Saul Liyua ne demande pas grand-chose, juste le remboursement des travaux, entrepris par lui-même et sa communauté pour faire face aux risques accrus d’inondations, au prorata de la part de l’industriel dans les émissions globales cumulées de gaz à effets de serre. Bien sûr, la question n’est pas là. Au-delà du seul sujet des indemnisations revendiquées, il s’agit bien de tenter d’écrire une nouvelle page du droit environnemental, de déterminer les responsabilités des différents acteurs impliqués dans le réchauffement climatique de la planète , d’établir la gravité de ces responsabilités et de préciser la nature des compensations possibles.

Des questions d’importance se poseront au tribunal.

Doit-il s’interdire de condamner un des protagonistes au motif que d’autres, aussi nombreux soient-ils, ne l’auraient pas été ? L’opérateur peut-il faire valoir justement les obligations qu’il a de fournir à ses clients, ainsi qu’ils le demandent, une énergie abondante et bon marché ?

Au regard de la multiplicité des parties prenantes, peut-on s’autoriser à édifier une hiérarchie des responsabilités et se fonder sur celle-ci pour décider, en proportion, des compensations légitimes réclamées par les plaignants ? Les principaux coupables ne sont-ils pas les gouvernements qui se refusent toujours à prendre les mesures drastiques qui s’imposent, entre autres, la nécessaire internalisation à un niveau juste, réaliste et dissuasif, des coûts futurs que générera le réchauffement climatique.

Et derrière l’inertie des gouvernements ne se cacherait-il pas celle de Monsieur Tout le Monde dans un refus partagé de voir changer des modes de vie confortables établis, de payer plus cher ce qui est encore bon marché ou de devoir engager des investissements conséquents (comme des travaux d’isolation de l’habitat, l’installation de pompes à chaleur ou des mises aux normes de véhicules).

Et derrière l’inertie des gouvernements ne se cacheraient-ils pas aussi les intérêts bien compris des industriels qui ont investi massivement, souvent avec l’appui de la puissance publique, dans des outils de production d’énergie essentiellement centrés sur les énergies fossiles, comme le voulaient les pratiques de l’époque ?

Le navire a une inertie considérable. Inévitablement, pour y faire face, la puissance publique devra s’impliquer plus qu’elle ne le fait aujourd’hui. Elle devra édicter de nouvelles règles, mais aussi compenser les pertes de certains acteurs fragilisés par la nécessaire adaptation aux nouveaux paradigmes climatiques, et inciter financièrement les protagonistes à procéder aux investissements qui s’imposent.
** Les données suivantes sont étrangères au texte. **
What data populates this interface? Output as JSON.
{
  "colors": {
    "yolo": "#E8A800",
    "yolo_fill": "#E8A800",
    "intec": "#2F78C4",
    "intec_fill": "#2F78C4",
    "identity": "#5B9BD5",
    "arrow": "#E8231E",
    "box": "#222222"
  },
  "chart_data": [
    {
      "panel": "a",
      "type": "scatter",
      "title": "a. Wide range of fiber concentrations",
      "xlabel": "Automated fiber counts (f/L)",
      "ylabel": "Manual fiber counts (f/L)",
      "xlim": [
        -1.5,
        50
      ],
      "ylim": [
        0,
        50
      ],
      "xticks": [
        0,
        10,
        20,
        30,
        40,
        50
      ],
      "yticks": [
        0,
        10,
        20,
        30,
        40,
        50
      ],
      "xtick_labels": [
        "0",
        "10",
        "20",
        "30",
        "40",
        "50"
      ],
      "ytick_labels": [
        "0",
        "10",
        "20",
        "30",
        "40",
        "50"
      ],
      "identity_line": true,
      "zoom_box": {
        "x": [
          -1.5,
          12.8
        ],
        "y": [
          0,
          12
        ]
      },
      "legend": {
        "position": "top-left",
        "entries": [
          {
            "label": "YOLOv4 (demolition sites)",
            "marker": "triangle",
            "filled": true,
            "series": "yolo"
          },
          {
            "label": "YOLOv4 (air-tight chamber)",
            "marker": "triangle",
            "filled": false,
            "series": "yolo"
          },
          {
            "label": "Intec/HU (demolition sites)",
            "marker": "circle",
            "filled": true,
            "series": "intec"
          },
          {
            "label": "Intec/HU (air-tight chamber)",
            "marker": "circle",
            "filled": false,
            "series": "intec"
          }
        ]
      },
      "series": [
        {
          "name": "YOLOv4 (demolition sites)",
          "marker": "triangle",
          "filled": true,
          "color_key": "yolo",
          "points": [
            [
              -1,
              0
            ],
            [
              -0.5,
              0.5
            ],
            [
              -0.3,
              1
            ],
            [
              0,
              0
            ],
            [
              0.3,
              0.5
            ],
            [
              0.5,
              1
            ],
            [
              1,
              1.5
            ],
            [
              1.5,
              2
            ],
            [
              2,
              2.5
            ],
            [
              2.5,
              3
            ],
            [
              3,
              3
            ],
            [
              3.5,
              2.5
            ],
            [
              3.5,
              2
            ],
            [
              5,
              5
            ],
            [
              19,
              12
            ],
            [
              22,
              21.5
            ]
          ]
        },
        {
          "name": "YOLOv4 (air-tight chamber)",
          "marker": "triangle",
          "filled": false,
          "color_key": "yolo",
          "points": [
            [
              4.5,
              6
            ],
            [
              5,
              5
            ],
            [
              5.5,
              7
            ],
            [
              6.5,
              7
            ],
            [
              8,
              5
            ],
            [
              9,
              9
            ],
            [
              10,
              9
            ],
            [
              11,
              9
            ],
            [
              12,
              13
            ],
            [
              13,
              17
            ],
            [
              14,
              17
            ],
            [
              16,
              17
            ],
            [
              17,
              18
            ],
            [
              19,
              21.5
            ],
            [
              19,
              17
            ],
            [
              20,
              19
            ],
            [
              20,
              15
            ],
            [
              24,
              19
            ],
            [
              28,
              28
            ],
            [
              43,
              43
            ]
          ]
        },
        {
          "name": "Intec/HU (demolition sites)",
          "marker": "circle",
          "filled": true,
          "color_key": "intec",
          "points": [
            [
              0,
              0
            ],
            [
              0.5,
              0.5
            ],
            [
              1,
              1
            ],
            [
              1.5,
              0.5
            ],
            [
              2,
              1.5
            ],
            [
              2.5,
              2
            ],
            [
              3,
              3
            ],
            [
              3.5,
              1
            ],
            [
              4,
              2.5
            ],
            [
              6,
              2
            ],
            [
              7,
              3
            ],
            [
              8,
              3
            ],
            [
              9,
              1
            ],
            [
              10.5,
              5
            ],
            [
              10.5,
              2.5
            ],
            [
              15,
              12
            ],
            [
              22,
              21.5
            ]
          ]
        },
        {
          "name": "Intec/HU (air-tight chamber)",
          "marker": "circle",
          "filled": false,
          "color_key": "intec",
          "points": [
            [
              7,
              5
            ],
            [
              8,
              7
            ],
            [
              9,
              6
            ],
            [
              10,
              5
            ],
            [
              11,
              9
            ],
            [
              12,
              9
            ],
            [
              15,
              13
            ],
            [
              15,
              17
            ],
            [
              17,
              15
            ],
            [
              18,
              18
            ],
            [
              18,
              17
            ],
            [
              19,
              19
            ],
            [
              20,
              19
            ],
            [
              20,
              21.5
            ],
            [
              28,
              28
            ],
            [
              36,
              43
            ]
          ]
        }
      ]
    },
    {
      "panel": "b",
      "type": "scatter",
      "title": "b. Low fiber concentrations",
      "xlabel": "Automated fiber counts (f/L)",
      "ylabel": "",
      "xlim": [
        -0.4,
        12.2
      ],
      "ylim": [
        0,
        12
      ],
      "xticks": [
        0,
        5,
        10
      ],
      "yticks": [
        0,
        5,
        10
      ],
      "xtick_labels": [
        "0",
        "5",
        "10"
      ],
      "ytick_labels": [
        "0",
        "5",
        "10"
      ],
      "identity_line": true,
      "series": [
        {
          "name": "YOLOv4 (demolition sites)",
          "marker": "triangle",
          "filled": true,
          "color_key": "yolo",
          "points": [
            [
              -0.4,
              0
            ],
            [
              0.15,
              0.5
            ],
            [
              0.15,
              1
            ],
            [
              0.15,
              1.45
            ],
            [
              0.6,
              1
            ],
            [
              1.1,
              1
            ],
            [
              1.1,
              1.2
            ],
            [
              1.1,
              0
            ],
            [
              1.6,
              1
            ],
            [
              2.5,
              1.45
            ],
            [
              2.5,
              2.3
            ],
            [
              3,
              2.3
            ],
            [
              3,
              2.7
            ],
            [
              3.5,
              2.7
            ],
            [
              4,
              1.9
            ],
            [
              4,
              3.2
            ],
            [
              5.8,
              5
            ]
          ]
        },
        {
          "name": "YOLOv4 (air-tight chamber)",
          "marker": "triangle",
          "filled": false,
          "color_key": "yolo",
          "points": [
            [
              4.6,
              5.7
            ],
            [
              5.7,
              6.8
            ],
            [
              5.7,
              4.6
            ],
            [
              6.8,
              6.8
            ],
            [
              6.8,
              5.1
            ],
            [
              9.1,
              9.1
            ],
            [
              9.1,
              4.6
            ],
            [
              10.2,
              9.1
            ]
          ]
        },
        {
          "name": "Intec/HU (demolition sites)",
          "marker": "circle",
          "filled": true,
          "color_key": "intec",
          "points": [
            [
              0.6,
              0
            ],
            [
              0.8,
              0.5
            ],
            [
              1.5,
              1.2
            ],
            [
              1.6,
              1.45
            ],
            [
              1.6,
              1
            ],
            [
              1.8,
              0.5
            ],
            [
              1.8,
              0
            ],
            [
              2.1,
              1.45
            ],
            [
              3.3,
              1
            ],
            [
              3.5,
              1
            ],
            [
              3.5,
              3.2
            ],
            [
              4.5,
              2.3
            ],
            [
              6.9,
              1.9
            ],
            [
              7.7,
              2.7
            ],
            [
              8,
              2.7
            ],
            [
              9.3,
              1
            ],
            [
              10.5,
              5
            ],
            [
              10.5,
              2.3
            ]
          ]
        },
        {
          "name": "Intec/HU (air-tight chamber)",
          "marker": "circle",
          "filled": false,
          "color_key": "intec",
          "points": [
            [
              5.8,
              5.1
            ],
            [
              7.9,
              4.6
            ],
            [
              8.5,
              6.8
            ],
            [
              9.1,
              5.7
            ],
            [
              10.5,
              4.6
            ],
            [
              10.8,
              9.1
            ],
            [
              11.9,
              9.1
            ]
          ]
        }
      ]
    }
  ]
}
A n’en point douter, les pays qui sauront les premiers procéder à ces changements d’importance et consentir les dépenses qui les permettent seront les gagnants du futur.

Dans ce contexte, le troisième pouvoir, qu’est la justice, peut être amené à jouer le rôle de l’empêcheur de tourner en rond, c’est-à-dire, au nom de la défense des droits de l’homme et du citoyen ou au titre des dommages subis, à contraindre les industriels, au-delà des seules déclarations d’intention, à apprécier justement les impératifs écologiques et environnementaux et à prendre en conséquence les décisions stratégiques qu’ils impliquent.

Les conclusions du jugement qui sera fait par la cour de Hamm seront étudiées avec attention.